In this study, we also examined the potential of HERV-K as a diagnostic tool for bvFTD. We showed that HERV-K is a good discriminator of bvFTD from controls. However, although HERV-K levels were significantly higher in bvFTD compared to ALS serum, the AUC value was not high enough to be a good discriminator of bvFTD from ALS. This is not surprising knowing that there are clinical and pathological overlap in these two diseases. When considering HERV-K as a diagnostic tool for bvFTD, it is also important to recognize that HERV-K levels can also be affected by other conditions or factors. For example, HERV-K levels are elevated with certain cancers[60], and in healthy people over the age of 45[20] (although they are more elevated in bvFTD (see the “Results” section)). Research on the possible link between HERV-K and other neurodegenerative diseases is emerging. For example, HERV-K RNA was shown to be detectable more frequently in Alzheimer’s disease (AD) CSF compared to controls, and that there was a distinct correlation of upregulated HERV-K and Toll-like receptor 8 RNA expression in AD brain[61]. However, another study found that there was no difference in serum or CSF HERV-K protein levels in AD compared to controls[21]. Interestingly, other HERVs, such as HERV-Fc1, have been linked to AD through Tau pathology[62].

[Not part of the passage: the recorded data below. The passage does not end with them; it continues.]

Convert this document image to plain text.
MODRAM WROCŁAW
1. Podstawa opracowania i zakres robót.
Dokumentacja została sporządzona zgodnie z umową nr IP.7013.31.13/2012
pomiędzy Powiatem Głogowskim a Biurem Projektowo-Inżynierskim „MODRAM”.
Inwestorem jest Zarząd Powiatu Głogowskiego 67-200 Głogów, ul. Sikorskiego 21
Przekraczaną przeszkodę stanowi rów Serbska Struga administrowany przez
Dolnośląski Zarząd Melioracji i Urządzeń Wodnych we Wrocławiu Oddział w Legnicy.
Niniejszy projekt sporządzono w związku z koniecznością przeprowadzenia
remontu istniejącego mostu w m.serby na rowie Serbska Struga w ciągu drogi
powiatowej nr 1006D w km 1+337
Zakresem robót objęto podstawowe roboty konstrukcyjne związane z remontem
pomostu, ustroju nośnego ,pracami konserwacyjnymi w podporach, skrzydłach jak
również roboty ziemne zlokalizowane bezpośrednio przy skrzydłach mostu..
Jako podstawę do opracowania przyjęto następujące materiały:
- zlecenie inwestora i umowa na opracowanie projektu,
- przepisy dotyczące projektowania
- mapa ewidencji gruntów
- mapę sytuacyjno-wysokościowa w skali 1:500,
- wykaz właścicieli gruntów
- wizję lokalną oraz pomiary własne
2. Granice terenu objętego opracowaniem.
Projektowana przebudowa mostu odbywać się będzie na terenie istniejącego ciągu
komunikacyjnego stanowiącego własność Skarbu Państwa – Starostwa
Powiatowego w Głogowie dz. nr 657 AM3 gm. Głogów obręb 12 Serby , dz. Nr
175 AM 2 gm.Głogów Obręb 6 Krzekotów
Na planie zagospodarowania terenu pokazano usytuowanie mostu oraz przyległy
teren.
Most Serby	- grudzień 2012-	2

In conclusion, we demonstrated that HERV-K is biochemically related to bvFTD with TDP-43 pathology and that HERV-K could potentially serve as a blood biomarker for bvFTD. Though further multicenter studies are required to confirm the association between serum HERV-K levels and to clarify the link between HERV-K and TDP-43 pathology, our study has provided new insights into an unrecognized perturbed pathology in bvFTD and opened a new area of research for understanding the pathogenesis of bvFTD with TDP-43 pathology.